Editor's note: In Oct. 2016, Dartmouth News followed up with Enten to talk about his work at FiveThirtyEight.
It’s fitting that Harry Enten ’11 opens a telephone interview by immediately diving in about the weather.
“It’s a bit cold today, a bit windy, but it’s supposed to warm up,” he says of the system over New York City.
After all, Enten is a forecaster at heart. A political forecaster, that is. And he’s recently landed a gig working for one of America’s most renowned political barometers, Nate Silver, and his popular blog, FiveThirtyEight.
“It’s sort of surreal right now,” Enten says of being hired at FiveThirtyEight, which refers to the total number of electoral votes in presidential elections. Silver gained widespread fame for accurately predicting how 49 of the 50 states would vote in the 2008 presidential election. In 2012, Silver predicted the results for all 50 states in President Barack Obama’s re-election victory.
A little more than two years ago, however, Enten was in the middle of a discouraging six-month job search. He had graduated from Dartmouth, and was living with his parents in New York. Sometimes he got rejections, for others he didn’t even get a response. “You start wondering, even though you have faith in your skills,” he says. “My mom told me to just keep writing.”
And that’s what he did. He wrote constantly for his blog, Margin of Error, analyzing political polling and statistics, and formulating arguments supported by data. His work began to get noticed by pundits, and was even cited by Silver. Eventually, The Guardian asked him to write a freelance piece. “I made sure it was the best thing I’d ever written,” he says. Soon thereafter, the government major was hired as a writer for The Guardian.
Enten’s last column for The Guardian was published November 15. He will begin his work in January as a senior writer for Silver’s blog, once the blog completes its transition fromThe New York Times to ESPN. Silver, whose background is in baseball statistics, announced the move last summer.
“Anything that Nate touches these days seems to turn to gold,” says Enten. And now that Silver’s tapped him, that would seemingly include Enten, too. But he’s had golden ideas well before this. He began blogging in 2009 while at Dartmouth, and his posts were cited by outlets like The Atlantic, The New Republic, and The Economist while he was still a student.

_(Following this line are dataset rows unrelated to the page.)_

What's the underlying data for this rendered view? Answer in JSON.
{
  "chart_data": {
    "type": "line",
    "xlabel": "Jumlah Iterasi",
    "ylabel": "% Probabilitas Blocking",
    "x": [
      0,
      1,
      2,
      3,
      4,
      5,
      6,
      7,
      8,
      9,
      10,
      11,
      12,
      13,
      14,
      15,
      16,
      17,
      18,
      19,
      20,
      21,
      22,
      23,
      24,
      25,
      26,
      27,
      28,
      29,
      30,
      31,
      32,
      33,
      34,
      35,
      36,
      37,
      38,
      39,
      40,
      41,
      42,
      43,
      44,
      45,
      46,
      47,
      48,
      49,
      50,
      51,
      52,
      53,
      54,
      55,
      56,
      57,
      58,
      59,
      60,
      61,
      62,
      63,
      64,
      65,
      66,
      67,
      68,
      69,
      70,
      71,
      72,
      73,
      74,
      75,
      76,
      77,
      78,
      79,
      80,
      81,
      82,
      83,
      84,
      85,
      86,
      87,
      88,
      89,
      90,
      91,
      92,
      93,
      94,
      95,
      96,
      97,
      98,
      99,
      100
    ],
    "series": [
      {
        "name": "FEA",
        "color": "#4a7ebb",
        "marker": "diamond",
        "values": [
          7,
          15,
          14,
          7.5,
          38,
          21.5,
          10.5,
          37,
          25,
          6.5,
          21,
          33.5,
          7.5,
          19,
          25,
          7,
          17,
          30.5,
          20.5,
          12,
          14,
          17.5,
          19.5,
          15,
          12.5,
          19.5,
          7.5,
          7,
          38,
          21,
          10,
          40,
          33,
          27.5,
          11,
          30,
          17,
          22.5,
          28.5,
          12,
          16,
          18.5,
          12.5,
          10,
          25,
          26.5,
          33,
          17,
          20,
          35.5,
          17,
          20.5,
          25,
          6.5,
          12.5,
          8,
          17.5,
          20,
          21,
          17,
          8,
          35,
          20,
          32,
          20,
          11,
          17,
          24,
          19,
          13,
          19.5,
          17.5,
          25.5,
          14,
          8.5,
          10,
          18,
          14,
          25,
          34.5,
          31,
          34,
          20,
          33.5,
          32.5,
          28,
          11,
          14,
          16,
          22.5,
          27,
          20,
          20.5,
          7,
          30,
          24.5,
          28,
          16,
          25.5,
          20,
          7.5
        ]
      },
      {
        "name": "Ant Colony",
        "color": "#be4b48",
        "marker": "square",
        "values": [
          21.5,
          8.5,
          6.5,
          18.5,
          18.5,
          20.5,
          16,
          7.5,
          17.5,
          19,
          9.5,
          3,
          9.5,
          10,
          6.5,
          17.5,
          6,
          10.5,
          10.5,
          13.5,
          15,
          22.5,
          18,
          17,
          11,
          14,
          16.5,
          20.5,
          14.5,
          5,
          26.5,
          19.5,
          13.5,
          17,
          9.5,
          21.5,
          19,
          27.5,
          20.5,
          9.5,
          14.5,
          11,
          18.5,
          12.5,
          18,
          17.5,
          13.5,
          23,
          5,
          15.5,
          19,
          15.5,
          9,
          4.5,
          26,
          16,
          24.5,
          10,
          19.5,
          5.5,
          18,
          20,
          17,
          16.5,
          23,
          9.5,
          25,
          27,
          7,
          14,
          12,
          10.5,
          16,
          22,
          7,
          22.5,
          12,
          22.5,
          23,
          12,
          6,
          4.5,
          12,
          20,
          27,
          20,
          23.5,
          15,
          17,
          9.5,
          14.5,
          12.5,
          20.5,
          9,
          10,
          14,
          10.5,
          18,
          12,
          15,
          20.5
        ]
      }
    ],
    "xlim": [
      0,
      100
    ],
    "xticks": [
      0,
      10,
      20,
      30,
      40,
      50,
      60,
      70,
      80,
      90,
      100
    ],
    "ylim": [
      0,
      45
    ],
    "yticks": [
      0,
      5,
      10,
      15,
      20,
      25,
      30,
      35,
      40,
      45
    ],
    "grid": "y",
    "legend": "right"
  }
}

Statistics have long fascinated Enten. Rather than be an ideologue, he prefers to develop arguments supported by numbers. For example, just three days after the Sandy Hook Elementary School massacre in Newtown, Conn., Enten predicted that, despite a wave of public outcry for more gun control measures, Obama would have a very difficult time pushing meaningful action through Congress—even in the Democrat-controlled Senate.
“Twelve Democratic senators are from states that Romney won,” wrote Enten. In addition, “the Democratic base on which Obama rode to victory doesn’t completely line up with stronger gun control. Even after Newtown, support for stricter gun laws barely reaches 50 percent. Before the events at Newtown, opinion in favor of stricter gun control measures was at an all-time low.”
In April, Obama’s bill failed to pass the Senate.
The 25-year-old comes off as confident, but not arrogant—“You’re probably a better writer than me,” he says during a recent interview. “My young age keeps me humble, but I do think I know this stuff.” Enten knows the numbers well partly because his focus is narrow, he says.
“Harry basically just started doing the job he wanted before anyone thought to pay him for it,” says Carey. While statistics are a field that’s growing, there are still few job opportunities for number crunchers, Enten says.
“What I do is so specific,” says Enten. “A reporter’s job is really not what I do. What I do is much more analytical, and there are very few jobs where I fit.”
But he found one where he certainly does. He’ll be one of 15 to 20 employees at FiveThirtyEight. The fact that he will be one of the blog’s lead writers hasn’t hit him yet, and he insists he won’t let a title change him. “I’m the same person who was on the Dartmouth campus just a few years ago,” says Enten.
That person was one who knew he wanted to go into statistics, and Enten appreciates the way Dartmouth enabled him to pursue his passion. “Dartmouth worked for me,” he says. “For me, the ability to go into what you really like right off the bat was huge. I don’t know if you get that at other institutions. All my courses gave me the skill set I needed to take with me after college.”
He’s taken those skills a long way already.
“A couple years out of Dartmouth, Harry’s standing on what is probably one of the most prominent platforms in American political journalism,” says Carey. “It’s pretty remarkable.”
The conversation winds down, and Enten has to get back to his writing. But before we hang up, I can’t resist asking him one last question: Who wins the 2016 election?
“I’ll say this: Hillary Clinton is in the strongest position to win the Democratic primary than any non-incumbent in history,” he says. “The polling is so ridiculously strong for her. She’s much stronger than in 2008.”
But the statistics, at least at this point, do have limits.